Whether using NMF or LDA, determining the number of topics to model is always a challenge. If topics are too big, our topics will be unspecific and too broad. If topics are too small, our topics will be overly descriptive and too narrow. We can build models with different numbers of topics, but how do we evaluate model performance? Two options:
- Topic Cohesiveness - The extent to which a topic’s top keywords are semantically related in our overall corpus. We can use word embeddings created with Word2Vec to measure the similarity between keywords. Higher = better.
- Topic Generality - The extent to which each topic's top keywords overlap with other topics' top keywords. We can use mean pairwise Jaccard similarity between topics for this. Lower = better.
Source: D. O’Callaghan, D. Greene, J. Carthy, and P. Cunningham, “An Analysis of the Coherence of Descriptors in Topic Modeling,” Expert Systems with Applications (ESWA), 2015. [link]

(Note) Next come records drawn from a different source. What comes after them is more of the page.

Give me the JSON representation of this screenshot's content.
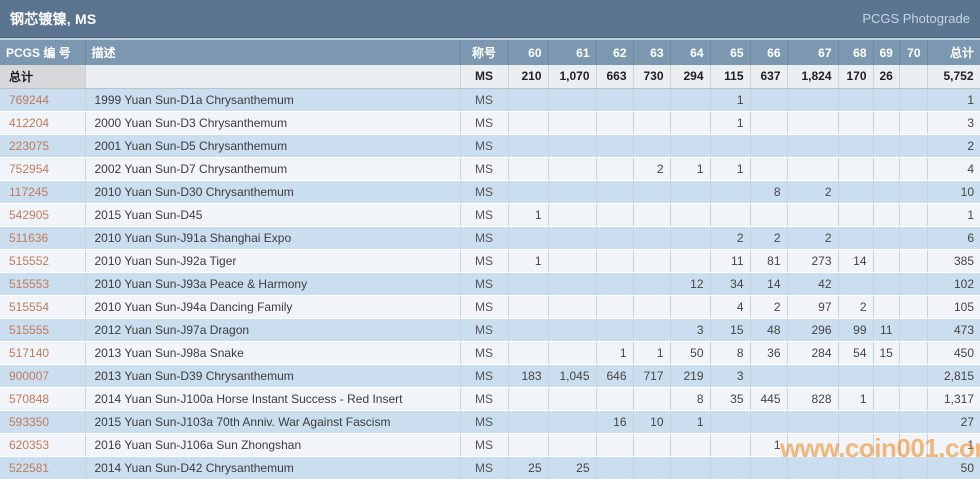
{
  "title_bar": {
    "title": "钢芯镀镍, MS",
    "photograde_link": "PCGS Photograde"
  },
  "watermark": "www.coin001.com",
  "colors": {
    "titlebar_bg": "#5b7490",
    "header_bg": "#7b98b0",
    "row_blue": "#cadeef",
    "row_lite": "#f1f5f9",
    "link_color": "#c07a5c",
    "watermark_color": "rgba(238,130,20,0.55)"
  },
  "table": {
    "columns": [
      "PCGS 编 号",
      "描述",
      "称号",
      "60",
      "61",
      "62",
      "63",
      "64",
      "65",
      "66",
      "67",
      "68",
      "69",
      "70",
      "总计"
    ],
    "totals": {
      "label": "总计",
      "description": "",
      "designation": "MS",
      "grades": [
        "210",
        "1,070",
        "663",
        "730",
        "294",
        "115",
        "637",
        "1,824",
        "170",
        "26",
        ""
      ],
      "total": "5,752"
    },
    "rows": [
      {
        "pcgs": "769244",
        "desc": "1999 Yuan Sun-D1a Chrysanthemum",
        "designation": "MS",
        "grades": [
          "",
          "",
          "",
          "",
          "",
          "1",
          "",
          "",
          "",
          "",
          ""
        ],
        "total": "1"
      },
      {
        "pcgs": "412204",
        "desc": "2000 Yuan Sun-D3 Chrysanthemum",
        "designation": "MS",
        "grades": [
          "",
          "",
          "",
          "",
          "",
          "1",
          "",
          "",
          "",
          "",
          ""
        ],
        "total": "3"
      },
      {
        "pcgs": "223075",
        "desc": "2001 Yuan Sun-D5 Chrysanthemum",
        "designation": "MS",
        "grades": [
          "",
          "",
          "",
          "",
          "",
          "",
          "",
          "",
          "",
          "",
          ""
        ],
        "total": "2"
      },
      {
        "pcgs": "752954",
        "desc": "2002 Yuan Sun-D7 Chrysanthemum",
        "designation": "MS",
        "grades": [
          "",
          "",
          "",
          "2",
          "1",
          "1",
          "",
          "",
          "",
          "",
          ""
        ],
        "total": "4"
      },
      {
        "pcgs": "117245",
        "desc": "2010 Yuan Sun-D30 Chrysanthemum",
        "designation": "MS",
        "grades": [
          "",
          "",
          "",
          "",
          "",
          "",
          "8",
          "2",
          "",
          "",
          ""
        ],
        "total": "10"
      },
      {
        "pcgs": "542905",
        "desc": "2015 Yuan Sun-D45",
        "designation": "MS",
        "grades": [
          "1",
          "",
          "",
          "",
          "",
          "",
          "",
          "",
          "",
          "",
          ""
        ],
        "total": "1"
      },
      {
        "pcgs": "511636",
        "desc": "2010 Yuan Sun-J91a Shanghai Expo",
        "designation": "MS",
        "grades": [
          "",
          "",
          "",
          "",
          "",
          "2",
          "2",
          "2",
          "",
          "",
          ""
        ],
        "total": "6"
      },
      {
        "pcgs": "515552",
        "desc": "2010 Yuan Sun-J92a Tiger",
        "designation": "MS",
        "grades": [
          "1",
          "",
          "",
          "",
          "",
          "11",
          "81",
          "273",
          "14",
          "",
          ""
        ],
        "total": "385"
      },
      {
        "pcgs": "515553",
        "desc": "2010 Yuan Sun-J93a Peace & Harmony",
        "designation": "MS",
        "grades": [
          "",
          "",
          "",
          "",
          "12",
          "34",
          "14",
          "42",
          "",
          "",
          ""
        ],
        "total": "102"
      },
      {
        "pcgs": "515554",
        "desc": "2010 Yuan Sun-J94a Dancing Family",
        "designation": "MS",
        "grades": [
          "",
          "",
          "",
          "",
          "",
          "4",
          "2",
          "97",
          "2",
          "",
          ""
        ],
        "total": "105"
      },
      {
        "pcgs": "515555",
        "desc": "2012 Yuan Sun-J97a Dragon",
        "designation": "MS",
        "grades": [
          "",
          "",
          "",
          "",
          "3",
          "15",
          "48",
          "296",
          "99",
          "11",
          ""
        ],
        "total": "473"
      },
      {
        "pcgs": "517140",
        "desc": "2013 Yuan Sun-J98a Snake",
        "designation": "MS",
        "grades": [
          "",
          "",
          "1",
          "1",
          "50",
          "8",
          "36",
          "284",
          "54",
          "15",
          ""
        ],
        "total": "450"
      },
      {
        "pcgs": "900007",
        "desc": "2013 Yuan Sun-D39 Chrysanthemum",
        "designation": "MS",
        "grades": [
          "183",
          "1,045",
          "646",
          "717",
          "219",
          "3",
          "",
          "",
          "",
          "",
          ""
        ],
        "total": "2,815"
      },
      {
        "pcgs": "570848",
        "desc": "2014 Yuan Sun-J100a Horse Instant Success - Red Insert",
        "designation": "MS",
        "grades": [
          "",
          "",
          "",
          "",
          "8",
          "35",
          "445",
          "828",
          "1",
          "",
          ""
        ],
        "total": "1,317"
      },
      {
        "pcgs": "593350",
        "desc": "2015 Yuan Sun-J103a 70th Anniv. War Against Fascism",
        "designation": "MS",
        "grades": [
          "",
          "",
          "16",
          "10",
          "1",
          "",
          "",
          "",
          "",
          "",
          ""
        ],
        "total": "27"
      },
      {
        "pcgs": "620353",
        "desc": "2016 Yuan Sun-J106a Sun Zhongshan",
        "designation": "MS",
        "grades": [
          "",
          "",
          "",
          "",
          "",
          "",
          "1",
          "",
          "",
          "",
          ""
        ],
        "total": "1"
      },
      {
        "pcgs": "522581",
        "desc": "2014 Yuan Sun-D42 Chrysanthemum",
        "designation": "MS",
        "grades": [
          "25",
          "25",
          "",
          "",
          "",
          "",
          "",
          "",
          "",
          "",
          ""
        ],
        "total": "50"
      }
    ]
  }
}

I selected a number of topics that balanced these two measures (n=40). The below chart summarizes the frequency and top keywords for each topic in the final model. Overall, I found the topics to be highly cohesive and relevant!
Note: I found that my solutions were highly sensitive to NMF regularization. When using an L1 regularization, I had one very large topic and a long tail of small topics. I had a similar problem to a lesser degree when using L2 regularization. In the end, I chose to use no regularization because I was okay with articles belonging to multiple topics.